When the allegations against then-Cardinal Theodore McCarrick first surfaced this past summer, the Catholic press initially expressed some healthy skepticism regarding their credibility. If the young Father McCarrick had actually abused seminarians back in 1971, how were these misdeeds so successfully kept secret for nearly fifty years--and how did this priest subsequently manage to rise through the church's ranks to the upper echelons of the hierarchy? The suggestion that the accusations might be false was clearly on the table for a moment. Unfortunately, the Catholic media quickly allowed itself to be swept into the secular media's hostile rush to judgment, abandoning critical thinking and a sense of perspective in favor of a presumption of guilt that offends seriously against justice and charity. Had Catholic journalists acted in accord with the charity, justice and prudence their faith teaches, not to mention respect for the truth, they would have reserved judgment on the McCarrick case, assuming the former cardinal's innocence until the results of the Church's investigation were in hand. Today's Catholic journalists would do well to remember that back in the 1950s, the great Italian mystic and canonized saint, Pio of Pietrelcina, was temporarily removed from public ministry while the Church looked into a credible allegation of sexual misconduct against him. Within two years, Padre Pio was acquitted and returned to public ministry.
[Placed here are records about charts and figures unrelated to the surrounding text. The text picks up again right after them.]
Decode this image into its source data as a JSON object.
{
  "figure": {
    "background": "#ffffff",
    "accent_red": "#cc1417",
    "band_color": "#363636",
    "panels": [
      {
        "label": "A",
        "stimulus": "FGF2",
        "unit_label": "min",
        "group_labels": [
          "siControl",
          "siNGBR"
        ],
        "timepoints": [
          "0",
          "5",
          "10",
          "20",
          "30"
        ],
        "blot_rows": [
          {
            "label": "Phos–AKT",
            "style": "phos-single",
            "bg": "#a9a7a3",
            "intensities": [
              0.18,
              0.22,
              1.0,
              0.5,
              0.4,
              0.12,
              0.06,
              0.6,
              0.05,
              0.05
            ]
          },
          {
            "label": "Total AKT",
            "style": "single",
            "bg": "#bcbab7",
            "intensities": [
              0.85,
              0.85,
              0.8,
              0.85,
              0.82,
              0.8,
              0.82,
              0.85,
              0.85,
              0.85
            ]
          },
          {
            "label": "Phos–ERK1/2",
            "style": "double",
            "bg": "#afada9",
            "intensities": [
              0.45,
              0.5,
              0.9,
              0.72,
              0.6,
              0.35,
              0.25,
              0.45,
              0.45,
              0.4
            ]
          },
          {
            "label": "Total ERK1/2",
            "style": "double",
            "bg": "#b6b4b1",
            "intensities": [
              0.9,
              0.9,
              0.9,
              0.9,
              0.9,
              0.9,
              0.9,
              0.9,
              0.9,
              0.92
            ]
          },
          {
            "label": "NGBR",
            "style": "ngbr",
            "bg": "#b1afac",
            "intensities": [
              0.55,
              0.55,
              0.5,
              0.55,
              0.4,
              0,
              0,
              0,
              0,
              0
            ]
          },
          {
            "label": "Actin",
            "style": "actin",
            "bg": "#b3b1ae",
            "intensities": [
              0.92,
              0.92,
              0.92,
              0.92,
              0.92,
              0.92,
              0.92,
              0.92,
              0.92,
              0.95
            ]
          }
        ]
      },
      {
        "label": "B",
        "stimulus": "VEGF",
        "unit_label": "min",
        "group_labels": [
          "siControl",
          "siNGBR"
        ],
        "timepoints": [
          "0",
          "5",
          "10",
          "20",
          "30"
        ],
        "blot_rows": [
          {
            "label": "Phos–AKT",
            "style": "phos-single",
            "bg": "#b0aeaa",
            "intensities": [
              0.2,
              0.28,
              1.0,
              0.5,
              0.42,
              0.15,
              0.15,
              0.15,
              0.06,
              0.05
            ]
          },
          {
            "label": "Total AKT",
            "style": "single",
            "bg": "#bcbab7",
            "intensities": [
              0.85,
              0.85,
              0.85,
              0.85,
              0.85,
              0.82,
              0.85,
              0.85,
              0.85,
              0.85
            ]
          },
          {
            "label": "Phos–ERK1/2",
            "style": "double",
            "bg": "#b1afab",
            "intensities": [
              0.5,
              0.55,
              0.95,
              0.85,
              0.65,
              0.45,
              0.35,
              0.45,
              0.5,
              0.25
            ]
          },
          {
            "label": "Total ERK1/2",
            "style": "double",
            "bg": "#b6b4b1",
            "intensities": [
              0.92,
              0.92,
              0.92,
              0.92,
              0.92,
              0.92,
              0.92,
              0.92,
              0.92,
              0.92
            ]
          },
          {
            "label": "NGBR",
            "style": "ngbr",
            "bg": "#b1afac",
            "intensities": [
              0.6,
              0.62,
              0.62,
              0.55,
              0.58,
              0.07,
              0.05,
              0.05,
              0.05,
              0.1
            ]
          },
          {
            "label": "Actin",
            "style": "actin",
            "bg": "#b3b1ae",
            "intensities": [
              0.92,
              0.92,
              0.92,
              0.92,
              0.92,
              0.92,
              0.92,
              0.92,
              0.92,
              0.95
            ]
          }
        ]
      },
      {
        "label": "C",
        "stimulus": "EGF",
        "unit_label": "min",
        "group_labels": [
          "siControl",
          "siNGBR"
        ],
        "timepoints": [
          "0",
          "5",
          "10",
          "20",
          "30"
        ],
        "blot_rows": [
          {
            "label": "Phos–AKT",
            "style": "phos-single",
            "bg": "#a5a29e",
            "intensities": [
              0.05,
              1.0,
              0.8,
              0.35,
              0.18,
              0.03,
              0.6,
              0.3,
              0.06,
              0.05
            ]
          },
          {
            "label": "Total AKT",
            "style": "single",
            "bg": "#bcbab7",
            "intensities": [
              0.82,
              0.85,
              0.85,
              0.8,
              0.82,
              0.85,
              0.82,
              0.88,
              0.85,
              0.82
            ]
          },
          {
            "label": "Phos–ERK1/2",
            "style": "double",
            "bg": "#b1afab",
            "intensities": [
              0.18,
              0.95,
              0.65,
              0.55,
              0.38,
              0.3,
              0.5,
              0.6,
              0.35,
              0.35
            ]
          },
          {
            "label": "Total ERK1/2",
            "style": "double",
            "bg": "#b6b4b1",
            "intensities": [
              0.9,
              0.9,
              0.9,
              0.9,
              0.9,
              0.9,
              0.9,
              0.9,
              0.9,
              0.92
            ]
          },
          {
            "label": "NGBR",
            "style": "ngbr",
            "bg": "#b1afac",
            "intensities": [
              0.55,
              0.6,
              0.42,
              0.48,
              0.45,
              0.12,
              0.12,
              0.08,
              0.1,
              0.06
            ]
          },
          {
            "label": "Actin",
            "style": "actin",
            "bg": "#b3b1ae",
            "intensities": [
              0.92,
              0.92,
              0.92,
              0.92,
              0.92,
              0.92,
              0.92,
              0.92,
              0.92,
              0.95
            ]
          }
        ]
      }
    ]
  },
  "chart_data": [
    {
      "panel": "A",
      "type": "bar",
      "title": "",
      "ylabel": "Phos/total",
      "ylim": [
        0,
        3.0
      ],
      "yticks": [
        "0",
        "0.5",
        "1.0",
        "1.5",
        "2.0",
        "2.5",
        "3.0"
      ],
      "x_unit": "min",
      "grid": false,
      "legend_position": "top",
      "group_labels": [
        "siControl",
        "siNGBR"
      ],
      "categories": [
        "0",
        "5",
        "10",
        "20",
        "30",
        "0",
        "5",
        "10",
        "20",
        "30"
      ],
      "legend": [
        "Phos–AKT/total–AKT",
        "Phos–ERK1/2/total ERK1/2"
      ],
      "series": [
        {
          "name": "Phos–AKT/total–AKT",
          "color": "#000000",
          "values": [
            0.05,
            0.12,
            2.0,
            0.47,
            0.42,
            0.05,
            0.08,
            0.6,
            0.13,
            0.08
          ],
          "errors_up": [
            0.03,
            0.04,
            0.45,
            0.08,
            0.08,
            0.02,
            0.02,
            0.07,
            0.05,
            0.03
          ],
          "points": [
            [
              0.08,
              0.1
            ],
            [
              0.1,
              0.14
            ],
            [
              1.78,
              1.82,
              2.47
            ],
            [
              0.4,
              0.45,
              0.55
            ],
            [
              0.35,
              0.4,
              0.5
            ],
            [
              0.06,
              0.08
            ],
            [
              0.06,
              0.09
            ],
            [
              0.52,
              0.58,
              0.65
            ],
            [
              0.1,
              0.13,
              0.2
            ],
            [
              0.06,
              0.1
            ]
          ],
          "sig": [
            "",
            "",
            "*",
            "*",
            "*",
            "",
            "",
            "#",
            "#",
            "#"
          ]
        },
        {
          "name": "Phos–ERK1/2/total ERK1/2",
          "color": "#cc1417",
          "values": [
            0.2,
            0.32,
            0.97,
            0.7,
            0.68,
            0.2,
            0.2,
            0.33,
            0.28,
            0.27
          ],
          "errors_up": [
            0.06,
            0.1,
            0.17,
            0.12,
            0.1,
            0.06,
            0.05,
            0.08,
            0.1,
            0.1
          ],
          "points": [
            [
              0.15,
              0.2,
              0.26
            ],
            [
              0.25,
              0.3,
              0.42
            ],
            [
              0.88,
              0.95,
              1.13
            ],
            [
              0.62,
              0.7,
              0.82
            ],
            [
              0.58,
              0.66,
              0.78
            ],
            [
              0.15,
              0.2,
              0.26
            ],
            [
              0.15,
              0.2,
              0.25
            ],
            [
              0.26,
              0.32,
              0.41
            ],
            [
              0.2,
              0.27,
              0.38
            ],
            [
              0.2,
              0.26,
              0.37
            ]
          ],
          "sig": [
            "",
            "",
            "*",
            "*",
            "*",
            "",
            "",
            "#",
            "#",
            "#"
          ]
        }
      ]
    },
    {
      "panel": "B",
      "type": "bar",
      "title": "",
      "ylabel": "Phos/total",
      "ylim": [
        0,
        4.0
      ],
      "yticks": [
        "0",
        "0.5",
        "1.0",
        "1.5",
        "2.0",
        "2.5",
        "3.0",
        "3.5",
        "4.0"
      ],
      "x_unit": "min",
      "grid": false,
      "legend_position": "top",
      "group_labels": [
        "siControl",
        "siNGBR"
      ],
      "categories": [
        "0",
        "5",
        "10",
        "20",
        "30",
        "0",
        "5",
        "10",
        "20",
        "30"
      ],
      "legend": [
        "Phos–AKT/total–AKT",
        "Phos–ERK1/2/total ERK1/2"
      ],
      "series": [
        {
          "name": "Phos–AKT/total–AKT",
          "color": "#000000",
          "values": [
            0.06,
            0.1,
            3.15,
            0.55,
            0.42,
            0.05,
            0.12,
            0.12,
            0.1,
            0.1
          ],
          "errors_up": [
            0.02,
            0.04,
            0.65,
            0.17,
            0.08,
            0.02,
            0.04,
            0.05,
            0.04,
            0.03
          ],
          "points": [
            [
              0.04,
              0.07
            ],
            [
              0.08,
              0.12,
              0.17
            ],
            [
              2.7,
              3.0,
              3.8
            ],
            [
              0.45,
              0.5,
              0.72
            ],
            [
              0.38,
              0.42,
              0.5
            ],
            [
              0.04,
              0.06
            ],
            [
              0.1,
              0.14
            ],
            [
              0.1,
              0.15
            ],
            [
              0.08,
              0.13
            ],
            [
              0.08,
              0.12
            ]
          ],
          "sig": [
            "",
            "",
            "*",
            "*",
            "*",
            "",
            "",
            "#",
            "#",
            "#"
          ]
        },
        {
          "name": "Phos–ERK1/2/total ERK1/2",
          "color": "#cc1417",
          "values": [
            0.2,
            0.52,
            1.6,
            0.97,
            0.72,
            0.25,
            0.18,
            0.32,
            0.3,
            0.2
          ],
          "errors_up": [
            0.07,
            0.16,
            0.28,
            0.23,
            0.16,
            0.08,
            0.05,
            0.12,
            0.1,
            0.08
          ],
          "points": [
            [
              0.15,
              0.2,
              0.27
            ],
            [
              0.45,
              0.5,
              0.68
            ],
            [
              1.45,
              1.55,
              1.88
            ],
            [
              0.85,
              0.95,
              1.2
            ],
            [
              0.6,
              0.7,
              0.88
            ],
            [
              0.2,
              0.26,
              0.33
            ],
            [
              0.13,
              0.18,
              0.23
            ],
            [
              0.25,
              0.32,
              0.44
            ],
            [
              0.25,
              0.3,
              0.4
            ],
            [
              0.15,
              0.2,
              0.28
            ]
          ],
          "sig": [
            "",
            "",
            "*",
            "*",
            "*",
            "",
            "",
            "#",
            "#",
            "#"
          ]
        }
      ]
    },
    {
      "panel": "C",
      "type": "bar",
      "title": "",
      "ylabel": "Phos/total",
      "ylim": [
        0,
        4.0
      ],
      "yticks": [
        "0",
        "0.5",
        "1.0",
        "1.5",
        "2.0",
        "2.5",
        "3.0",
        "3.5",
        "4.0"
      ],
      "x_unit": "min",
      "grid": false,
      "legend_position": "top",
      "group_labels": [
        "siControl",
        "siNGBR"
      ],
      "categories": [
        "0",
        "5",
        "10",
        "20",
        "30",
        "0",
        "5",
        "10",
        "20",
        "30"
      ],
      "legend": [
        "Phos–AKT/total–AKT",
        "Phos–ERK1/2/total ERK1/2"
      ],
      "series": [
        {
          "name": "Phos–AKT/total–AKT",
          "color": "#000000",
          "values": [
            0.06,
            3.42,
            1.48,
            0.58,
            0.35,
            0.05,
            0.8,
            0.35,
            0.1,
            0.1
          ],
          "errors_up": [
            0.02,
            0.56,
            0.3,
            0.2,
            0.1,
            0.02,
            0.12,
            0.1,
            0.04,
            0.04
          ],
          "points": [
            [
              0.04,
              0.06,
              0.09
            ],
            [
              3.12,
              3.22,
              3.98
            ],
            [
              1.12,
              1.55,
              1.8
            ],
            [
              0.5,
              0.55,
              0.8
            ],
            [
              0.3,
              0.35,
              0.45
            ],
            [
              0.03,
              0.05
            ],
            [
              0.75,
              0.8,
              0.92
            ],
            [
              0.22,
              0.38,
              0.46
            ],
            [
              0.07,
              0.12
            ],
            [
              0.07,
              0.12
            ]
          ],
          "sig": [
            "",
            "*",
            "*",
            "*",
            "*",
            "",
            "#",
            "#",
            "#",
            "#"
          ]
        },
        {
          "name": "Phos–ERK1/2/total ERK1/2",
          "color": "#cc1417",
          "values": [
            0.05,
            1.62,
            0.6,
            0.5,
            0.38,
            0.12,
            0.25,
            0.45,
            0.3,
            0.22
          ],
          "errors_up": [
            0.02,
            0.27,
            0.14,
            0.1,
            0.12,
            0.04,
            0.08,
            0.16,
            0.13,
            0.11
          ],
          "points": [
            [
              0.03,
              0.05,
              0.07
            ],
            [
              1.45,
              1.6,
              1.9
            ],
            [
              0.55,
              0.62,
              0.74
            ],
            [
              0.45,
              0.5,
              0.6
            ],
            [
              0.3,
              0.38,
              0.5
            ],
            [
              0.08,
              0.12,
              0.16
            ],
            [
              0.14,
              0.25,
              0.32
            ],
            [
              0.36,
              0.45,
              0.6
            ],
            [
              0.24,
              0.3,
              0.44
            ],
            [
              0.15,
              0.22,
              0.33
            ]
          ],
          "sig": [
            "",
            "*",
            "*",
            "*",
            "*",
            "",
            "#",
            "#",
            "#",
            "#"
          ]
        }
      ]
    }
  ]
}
Not every priest, bishop, or cardinal accused of a sin and crime is actually guilty. Archbishop Emeritus McCarrick resigned from the College of Cardinals because Pope Francis asked him to do so as a procedural requirement for the Church's investigation process; however, his resignation is not necessarily an admission of guilt. My impression of McCarrick over the course of many years has always been a man of quiet strength and radiant joy, a passionate and articulate defender of the faith, indeed a saintly man, and I cannot reconcile the current charges against him with his apparent sanctity. I will continue to assume that he is a holy man who has been falsely accused of wrongdoing, unless and until the Church's findings indicate the latter.